In October 1960, a 26-year-old Jane Goodall was walking through a rocky outcrop in what is now Tanzania’s Gombe National Park when she saw movement in the long grasses ahead. Peering through her binoculars, Goodall watched as an older male chimpanzee with distinctive silver facial hair sat on an earthen mound. Again and again, the animal pushed a stem of grass into a hole in the mound, withdrew the stem and picked something off it with his mouth. When he left, Goodall tried mimicking the same motion and saw termites clinging to the stem.
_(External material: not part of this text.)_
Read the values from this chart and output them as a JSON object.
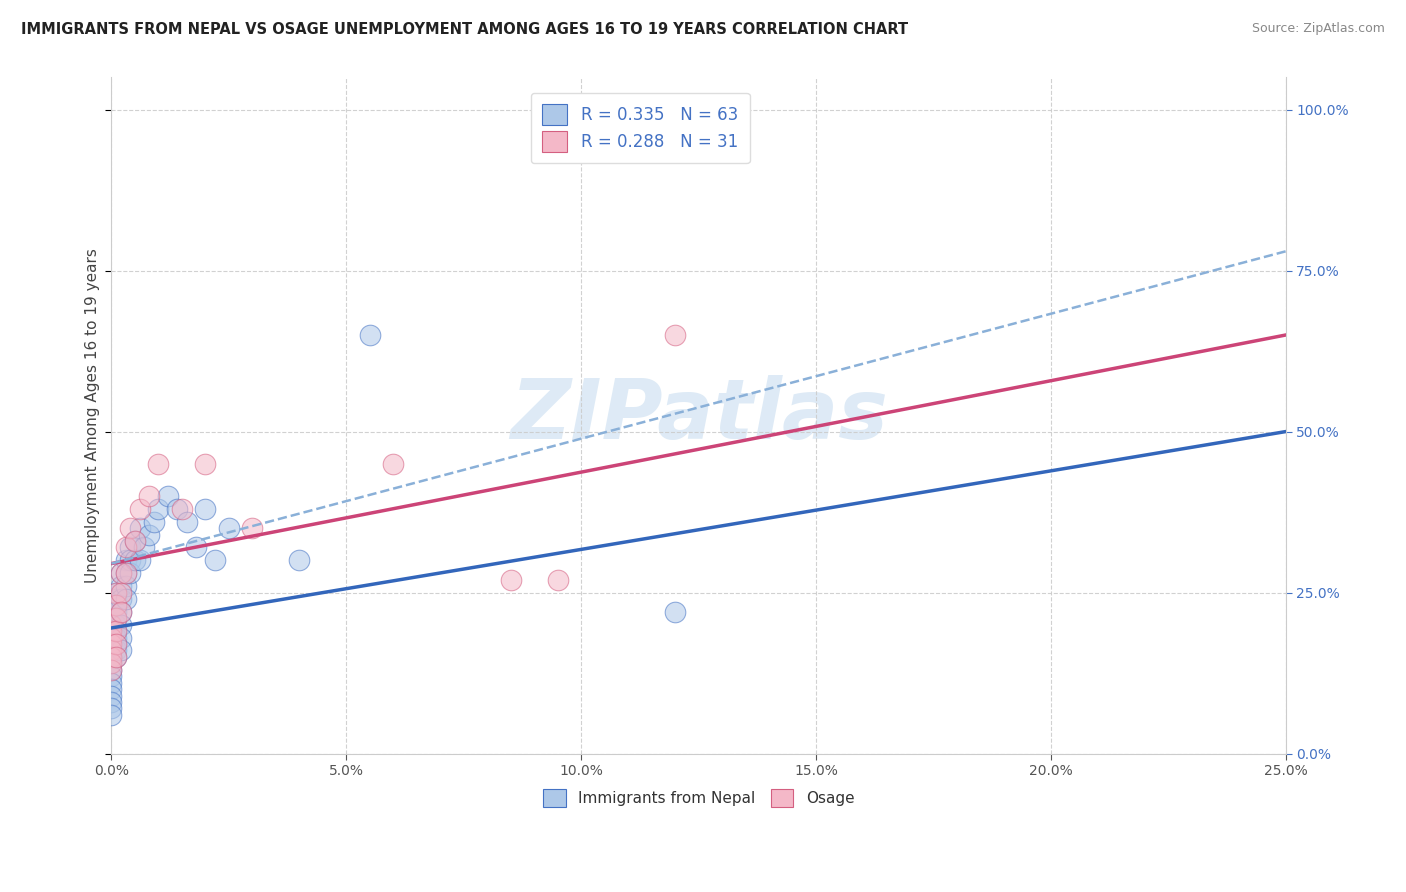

Goodall later observed a chimpanzee picking a small leafy twig and removing its leaves before using it to fish for termites. In that moment, she knew she had seen not only evidence of chimp tool use but also the beginnings of tool making—two behaviors previously thought to be exclusively human.
“My observations at Gombe challenged human uniqueness,” Goodall later wrote in her memoir Reason For Hope. “And whenever that happens there is always a violent scientific and theological uproar.”
Goodall Relied on Keen, Open-Minded Observation
Goodall had no college degree or scientific training when she traveled from her native England to Africa several years earlier. Instead, she brought a lifelong love of animals and the desire to observe lions, elephants, giraffes, monkeys and other creatures in their native habitat.
In Nairobi, Kenya, she met celebrated paleoanthropologist Dr. Louis Leakey, who hired her as his personal secretary at the local natural history museum.
Known for his pioneering research into human evolution at Olduvai Gorge in Tanzania, Leakey spoke with Goodall about his interest in chimpanzees, gorillas and orangutans, the closest living relatives of humans. Studies of ape behavior had begun early in the 20th century, but until then research had mainly been done on chimpanzees in captivity.
“In those days, work in the natural habitat was frowned upon as unscientific: Only laboratory approaches provided the controls required for conclusive science,” the Dutch-American primatologist Frans de Waal wrote in Nature in 2011 of the early years of chimpanzee research.
Leakey wanted to send someone to study chimpanzees in the wild to better understand how humans’ Stone Age ancestors may have behaved. He saw Goodall’s lack of formal training as an advantage, as she would presumably be more open-minded and less bound to traditional scientific wisdom about primate behavior.